Agile Data Science is an instant starter guide for all things related to big data and is aimed at beginners in this technological field. It attempts to explain the technologies associated with bid data in a very simplified manner, which can be helpful to first timers but quite confusing at implementation level - mainly due to the lack of space for the topics dealt with this book.
The first half of the book talks about theory and setup of tools that can easily be setup for a data analysis project and the remaining half of the book goes into its creation.

The main point of contention I felt was the way the book shifted gears- the first section was comprehensible enough but upon moving to the second section, the level of details set in quickly, making the contents hard to follow and I ended up using the available source code.

It first starts with explaining the big data and cloud technologies prevalent today and then introduces the user towards Data, cloud and various handy tools to utilize them.
The next part contains an end to end application that mines and provides analytics for emails - a very real world implementation which is covered in various aspects.

However, as open source projects keep on changing rapidly, the relevance/best practices followed by the example is questionable.

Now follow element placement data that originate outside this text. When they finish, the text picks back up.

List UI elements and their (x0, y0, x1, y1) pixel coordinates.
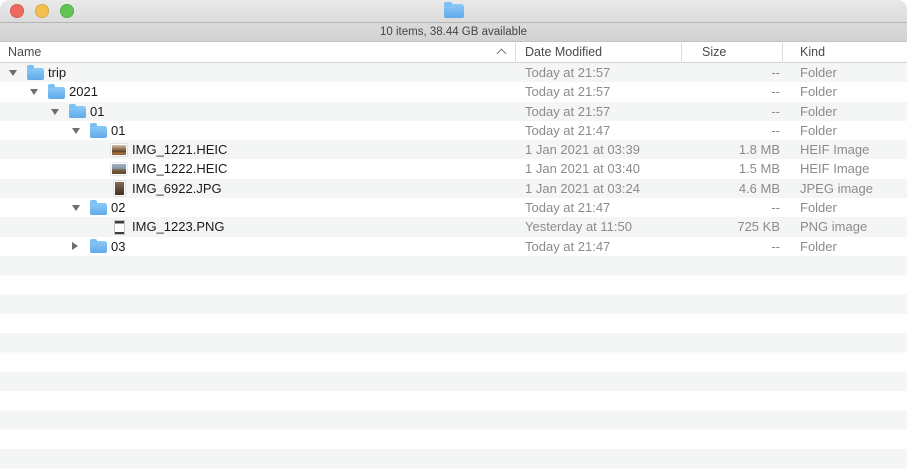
disclosure-triangle-icon[interactable] (30, 89, 38, 95)
column-header-size[interactable]: Size (702, 42, 726, 62)
table-row[interactable]: IMG_1223.PNG Yesterday at 11:50 725 KB PNG … (0, 217, 907, 236)
file-thumbnail-icon (110, 217, 128, 236)
file-size: -- (681, 102, 780, 121)
file-name: 01 (111, 121, 125, 140)
date-modified: Today at 21:57 (525, 102, 610, 121)
titlebar[interactable] (0, 0, 907, 23)
file-size: -- (681, 237, 780, 256)
file-kind: Folder (800, 121, 837, 140)
file-kind: Folder (800, 198, 837, 217)
finder-window: 10 items, 38.44 GB available Name Date M… (0, 0, 907, 470)
column-header-kind[interactable]: Kind (800, 42, 825, 62)
folder-icon (26, 63, 44, 82)
file-size: 4.6 MB (681, 179, 780, 198)
column-headers: Name Date Modified Size Kind (0, 42, 907, 63)
file-size: -- (681, 121, 780, 140)
folder-icon (68, 102, 86, 121)
date-modified: 1 Jan 2021 at 03:40 (525, 159, 640, 178)
zoom-button[interactable] (60, 4, 74, 18)
folder-icon (89, 121, 107, 140)
file-name: 02 (111, 198, 125, 217)
file-name: IMG_1221.HEIC (132, 140, 227, 159)
table-row[interactable]: trip Today at 21:57 -- Folder (0, 63, 907, 82)
close-button[interactable] (10, 4, 24, 18)
disclosure-triangle-icon[interactable] (72, 128, 80, 134)
date-modified: 1 Jan 2021 at 03:39 (525, 140, 640, 159)
file-size: -- (681, 63, 780, 82)
file-list: trip Today at 21:57 -- Folder 2021 Today at 2… (0, 63, 907, 256)
table-row[interactable]: 02 Today at 21:47 -- Folder (0, 198, 907, 217)
table-row[interactable]: IMG_1222.HEIC 1 Jan 2021 at 03:40 1.5 MB HE… (0, 159, 907, 178)
disclosure-triangle-icon[interactable] (72, 242, 78, 250)
date-modified: 1 Jan 2021 at 03:24 (525, 179, 640, 198)
disclosure-triangle-icon[interactable] (51, 109, 59, 115)
table-row[interactable]: 2021 Today at 21:57 -- Folder (0, 82, 907, 101)
date-modified: Today at 21:47 (525, 237, 610, 256)
file-size: -- (681, 198, 780, 217)
minimize-button[interactable] (35, 4, 49, 18)
file-size: 1.8 MB (681, 140, 780, 159)
file-name: trip (48, 63, 66, 82)
column-header-name[interactable]: Name (8, 42, 41, 62)
file-thumbnail-icon (110, 140, 128, 159)
file-kind: Folder (800, 237, 837, 256)
status-text: 10 items, 38.44 GB available (380, 26, 527, 38)
file-size: 1.5 MB (681, 159, 780, 178)
file-kind: Folder (800, 102, 837, 121)
folder-icon (444, 4, 464, 18)
sort-ascending-icon (497, 49, 507, 59)
file-kind: HEIF Image (800, 159, 869, 178)
file-kind: Folder (800, 63, 837, 82)
disclosure-triangle-icon[interactable] (9, 70, 17, 76)
table-row[interactable]: 01 Today at 21:57 -- Folder (0, 102, 907, 121)
file-name: IMG_6922.JPG (132, 179, 222, 198)
table-row[interactable]: 01 Today at 21:47 -- Folder (0, 121, 907, 140)
date-modified: Today at 21:47 (525, 121, 610, 140)
folder-icon (89, 237, 107, 256)
table-row[interactable]: 03 Today at 21:47 -- Folder (0, 237, 907, 256)
column-divider[interactable] (515, 43, 516, 61)
file-size: -- (681, 82, 780, 101)
disclosure-triangle-icon[interactable] (72, 205, 80, 211)
date-modified: Yesterday at 11:50 (525, 217, 632, 236)
file-name: IMG_1223.PNG (132, 217, 225, 236)
status-bar: 10 items, 38.44 GB available (0, 23, 907, 42)
file-size: 725 KB (681, 217, 780, 236)
file-name: IMG_1222.HEIC (132, 159, 227, 178)
file-name: 03 (111, 237, 125, 256)
file-name: 01 (90, 102, 104, 121)
column-divider[interactable] (681, 43, 682, 61)
file-kind: HEIF Image (800, 140, 869, 159)
file-kind: PNG image (800, 217, 867, 236)
date-modified: Today at 21:57 (525, 82, 610, 101)
folder-icon (47, 82, 65, 101)
empty-rows-area (0, 256, 907, 470)
date-modified: Today at 21:47 (525, 198, 610, 217)
file-name: 2021 (69, 82, 98, 101)
column-divider[interactable] (782, 43, 783, 61)
file-kind: Folder (800, 82, 837, 101)
table-row[interactable]: IMG_1221.HEIC 1 Jan 2021 at 03:39 1.8 MB HE… (0, 140, 907, 159)
file-thumbnail-icon (110, 159, 128, 178)
table-row[interactable]: IMG_6922.JPG 1 Jan 2021 at 03:24 4.6 MB JPE… (0, 179, 907, 198)
date-modified: Today at 21:57 (525, 63, 610, 82)
column-header-date-modified[interactable]: Date Modified (525, 42, 602, 62)
file-kind: JPEG image (800, 179, 873, 198)
file-thumbnail-icon (110, 179, 128, 198)
folder-icon (89, 198, 107, 217)
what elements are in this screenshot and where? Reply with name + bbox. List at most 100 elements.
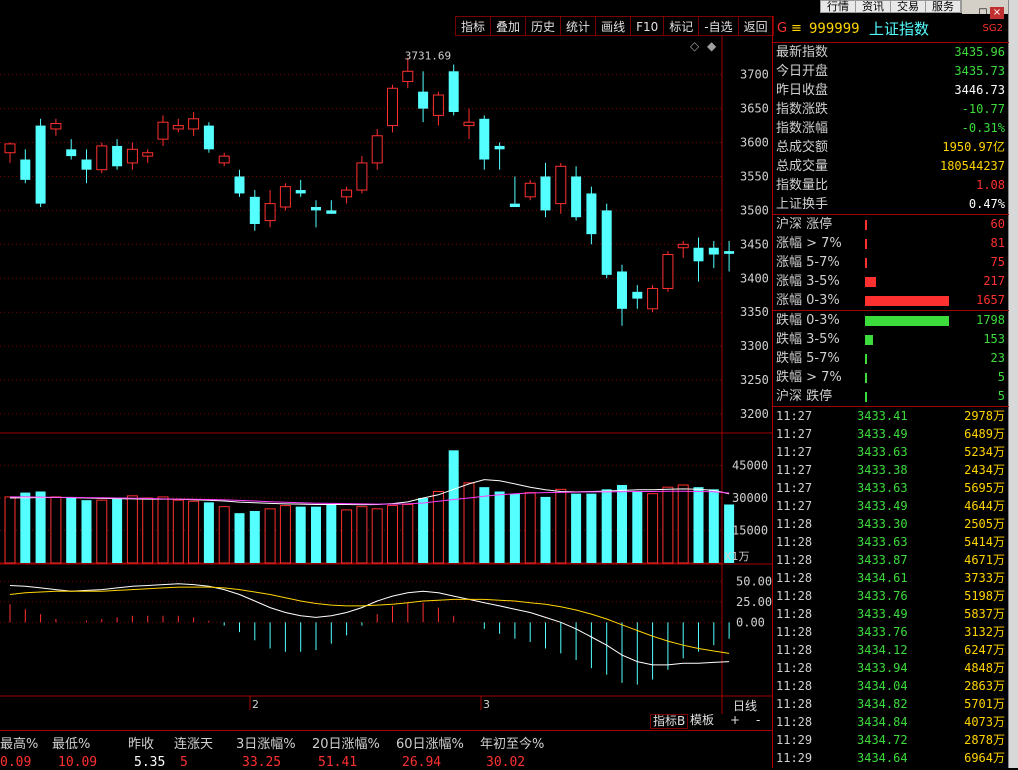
dist-value: 5 (997, 370, 1005, 384)
price-tick-label: 3700 (740, 68, 769, 82)
price-tick-label: 3650 (740, 102, 769, 116)
candle-body (463, 121, 475, 127)
top-menu: 行情 资讯 交易 服务 (820, 0, 962, 13)
tick-time: 11:28 (776, 625, 813, 639)
tick-volume: 2434万 (964, 463, 1005, 477)
volume-bar (81, 500, 92, 563)
tick-time: 11:27 (776, 427, 813, 441)
dist-row: 涨幅 > 7% 81 (773, 234, 1009, 253)
tick-volume: 4671万 (964, 553, 1005, 567)
dist-label: 涨幅 5-7% (776, 255, 840, 270)
stat-header: 年初至今% (480, 737, 545, 752)
tb-stats-button[interactable]: 统计 (560, 16, 597, 36)
stat-header: 20日涨幅% (312, 737, 380, 752)
tick-row: 11:27 3433.41 2978万 (773, 407, 1009, 425)
stat-header: 昨收 (128, 737, 155, 752)
tick-row: 11:27 3433.63 5234万 (773, 443, 1009, 461)
price-tick-label: 3550 (740, 169, 769, 183)
volume-bar (203, 502, 214, 563)
info-value: 0.47% (968, 197, 1005, 211)
candle-body (479, 118, 490, 160)
tick-row: 11:27 3433.63 5695万 (773, 479, 1009, 497)
diamond-icon[interactable]: ◇ (690, 39, 700, 53)
candle-body (402, 70, 414, 82)
info-label: 昨日收盘 (776, 83, 829, 98)
volume-bar (662, 486, 674, 564)
info-row: 指数涨跌 -10.77 (773, 100, 1009, 119)
volume-bar (571, 493, 582, 563)
dist-value: 23 (990, 351, 1005, 365)
info-label: 指数量比 (776, 178, 829, 193)
indicator-tab[interactable]: 指标B (650, 714, 689, 729)
info-row: 指数涨幅 -0.31% (773, 119, 1009, 138)
tb-overlay-button[interactable]: 叠加 (490, 16, 527, 36)
tick-time: 11:27 (776, 409, 813, 423)
volume-bar (601, 489, 612, 563)
volume-series (4, 450, 735, 564)
candle-body (540, 176, 551, 211)
tick-volume: 6489万 (964, 427, 1005, 441)
tb-indicator-button[interactable]: 指标 (455, 16, 492, 36)
zoom-in-button[interactable]: + (730, 714, 740, 727)
tick-price: 3433.94 (857, 661, 908, 675)
tick-volume: 2878万 (964, 733, 1005, 747)
volume-bar (4, 496, 16, 564)
dist-label: 涨幅 0-3% (776, 293, 840, 308)
dist-row: 涨幅 3-5% 217 (773, 272, 1009, 291)
candle-body (142, 152, 154, 157)
tick-price: 3433.87 (857, 553, 908, 567)
price-tick-label: 3600 (740, 136, 769, 150)
menu-service[interactable]: 服务 (926, 1, 961, 12)
tick-price: 3434.82 (857, 697, 908, 711)
volume-bar (279, 505, 291, 564)
info-value: 1950.97亿 (942, 140, 1005, 154)
tick-volume: 3132万 (964, 625, 1005, 639)
candle-body (50, 123, 62, 130)
tick-price: 3434.64 (857, 751, 908, 765)
candle-body (203, 125, 214, 150)
volume-bar (448, 450, 459, 563)
candle-body (157, 121, 169, 140)
tb-mark-button[interactable]: 标记 (663, 16, 700, 36)
dist-label: 跌幅 0-3% (776, 313, 840, 328)
template-tab[interactable]: 模板 (688, 714, 716, 727)
candle-body (279, 186, 291, 208)
dist-label: 沪深 涨停 (776, 217, 833, 232)
dist-row: 沪深 跌停 5 (773, 387, 1009, 406)
volume-bar (66, 498, 77, 563)
tick-time: 11:28 (776, 715, 813, 729)
tick-volume: 3733万 (964, 571, 1005, 585)
menu-trade[interactable]: 交易 (891, 1, 926, 12)
candle-body (20, 159, 31, 180)
tick-row: 11:28 3433.87 4671万 (773, 551, 1009, 569)
menu-icon[interactable]: ≡ (791, 16, 802, 42)
info-value: 3435.96 (954, 45, 1005, 59)
tick-price: 3433.76 (857, 625, 908, 639)
tb-draw-button[interactable]: 画线 (595, 16, 632, 36)
tb-back-button[interactable]: 返回 (737, 16, 774, 36)
zoom-out-button[interactable]: - (756, 714, 760, 727)
tick-price: 3433.30 (857, 517, 908, 531)
volume-bar (540, 496, 551, 563)
price-tick-label: 3200 (740, 407, 769, 421)
kline-chart[interactable]: 3700365036003550350034503400335033003250… (0, 36, 772, 714)
menu-quotes[interactable]: 行情 (821, 1, 856, 12)
tb-history-button[interactable]: 历史 (525, 16, 562, 36)
menu-news[interactable]: 资讯 (856, 1, 891, 12)
tick-time: 11:29 (776, 751, 813, 765)
info-label: 指数涨幅 (776, 121, 829, 136)
candle-body (387, 87, 398, 127)
tick-list[interactable]: 11:27 3433.41 2978万 11:27 3433.49 6489万 11:27 3… (773, 407, 1009, 767)
candle-body (234, 176, 245, 194)
tb-watchlist-button[interactable]: -自选 (698, 16, 739, 36)
volume-bar (418, 498, 429, 563)
volume-bar (96, 499, 108, 564)
diamond-filled-icon[interactable]: ◆ (707, 39, 717, 53)
candle-body (586, 193, 597, 235)
info-value: 1.08 (976, 178, 1005, 192)
tick-row: 11:29 3434.64 6964万 (773, 749, 1009, 767)
info-value: 3446.73 (954, 83, 1005, 97)
period-label[interactable]: 日线 (733, 697, 757, 714)
volume-tick-label: 45000 (732, 459, 768, 473)
tb-f10-button[interactable]: F10 (630, 16, 665, 36)
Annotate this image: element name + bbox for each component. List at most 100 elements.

This is also important as various startups follow their individual app stacks while addressing the big data challenges.

As a personal note, I would not recommend this to a learner as a person is better off developing in bits and pieces - various tutorials over the internet serve this better. Only if you need an insight into how things are carried out to meet big data challenges using opensource technologies is this text useful.

Note: I've been provided a copy of this book under the OReilly's blogger review program.